Nationwide average values are now 2.1 per cent higher than they were in the last three months of 2021, hitting $1.01m.
Yet, when looking only at March's prices, national house values actually fell by 0.27 per cent in the past month.
That augurs a wider slowdown in the national market, Wilson said.
Meanwhile, price drops in Auckland's Mt Roskill and its neighbouring suburb Mt Albert - where values fell 3 per cent or $50,000 to $1.61m - are likely linked to a slowdown in new building activity, he said.
Large portions of both suburbs are zoned by Auckland Council for intensification, leading developers to rush to buy homes in recent years that can be demolished and replaced with multiple townhouses or apartments.
However, tighter credit conditions, rising material and labour costs and lengthy supply chain delays had dampened demand among developers.
And these difficulties may get worse, Wilson said.
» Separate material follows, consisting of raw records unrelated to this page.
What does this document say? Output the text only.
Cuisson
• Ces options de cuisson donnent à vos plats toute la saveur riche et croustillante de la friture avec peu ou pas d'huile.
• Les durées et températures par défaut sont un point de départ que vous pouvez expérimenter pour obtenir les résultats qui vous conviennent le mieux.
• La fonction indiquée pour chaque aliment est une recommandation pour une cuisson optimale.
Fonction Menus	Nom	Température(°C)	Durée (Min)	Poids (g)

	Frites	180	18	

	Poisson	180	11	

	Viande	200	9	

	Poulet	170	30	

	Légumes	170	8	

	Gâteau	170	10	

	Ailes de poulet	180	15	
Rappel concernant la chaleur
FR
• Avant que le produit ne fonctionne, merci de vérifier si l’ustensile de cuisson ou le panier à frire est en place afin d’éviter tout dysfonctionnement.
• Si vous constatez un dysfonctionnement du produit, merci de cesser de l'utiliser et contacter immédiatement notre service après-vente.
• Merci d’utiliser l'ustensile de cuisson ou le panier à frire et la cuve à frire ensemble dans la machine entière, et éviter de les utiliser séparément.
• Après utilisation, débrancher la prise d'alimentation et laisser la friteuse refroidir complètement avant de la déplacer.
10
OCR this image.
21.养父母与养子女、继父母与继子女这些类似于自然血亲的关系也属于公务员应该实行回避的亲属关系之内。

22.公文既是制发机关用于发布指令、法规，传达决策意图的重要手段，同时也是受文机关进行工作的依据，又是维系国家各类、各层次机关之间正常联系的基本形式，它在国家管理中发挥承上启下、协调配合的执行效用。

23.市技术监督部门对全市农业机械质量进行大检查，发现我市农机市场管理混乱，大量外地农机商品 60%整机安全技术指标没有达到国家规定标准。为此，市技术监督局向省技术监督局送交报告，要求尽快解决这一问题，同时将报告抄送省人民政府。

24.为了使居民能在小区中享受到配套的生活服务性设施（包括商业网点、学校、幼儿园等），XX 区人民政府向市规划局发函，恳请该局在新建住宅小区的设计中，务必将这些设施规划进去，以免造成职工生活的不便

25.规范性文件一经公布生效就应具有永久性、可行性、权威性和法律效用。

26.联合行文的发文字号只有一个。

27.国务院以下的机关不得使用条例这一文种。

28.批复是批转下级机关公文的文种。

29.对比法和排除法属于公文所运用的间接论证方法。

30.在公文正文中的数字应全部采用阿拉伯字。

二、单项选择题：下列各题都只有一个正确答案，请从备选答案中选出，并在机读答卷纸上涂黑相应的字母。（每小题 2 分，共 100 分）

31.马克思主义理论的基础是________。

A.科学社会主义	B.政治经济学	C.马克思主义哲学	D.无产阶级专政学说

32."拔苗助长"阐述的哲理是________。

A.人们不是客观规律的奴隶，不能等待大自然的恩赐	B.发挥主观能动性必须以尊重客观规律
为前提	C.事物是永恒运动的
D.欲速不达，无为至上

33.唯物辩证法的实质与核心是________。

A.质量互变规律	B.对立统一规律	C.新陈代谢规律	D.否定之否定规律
"Some developers may sell now before things get worse," he said, adding that even a handful of "fire sales" could have a big impact on overall property values.
Steve Hay, branch manager for Barfoot & Thompson Mt Roskill, backed this up.
He said a lot of properties had been selling in the $1.4m to $1.8m range in 2021 because they had sections that could be developed, but "there's not a heap of developers falling over themselves to buy the larger sections now".
He said another cause for the slowdown in his suburb is that some sellers are trying to sell homes for prices that buyers aren't willing to pay.
Part of this was a belief the market was still running hot and partly due to Auckland Council recently releasing its new council valuations in which the value of some properties were estimated to be 30 or 40 per cent higher than the last CV valuation in 2017.
"I'm getting offers at $1.05m and [vendors are telling me their] CV has gone up to $1.4m. They assume that's what their house is worth and it's 'um, no'," Hay said.
Valocity's Wilson said value drops in west Auckland suburbs, such as Henderson and Avondale were, on the other hand, more likely linked a drop-off in investors buying homes.
"Investors have been a lot more cautious than other buyer groups in these areas," Wilson said.
"They've basically stopped buying and the suburbs have softened as a result."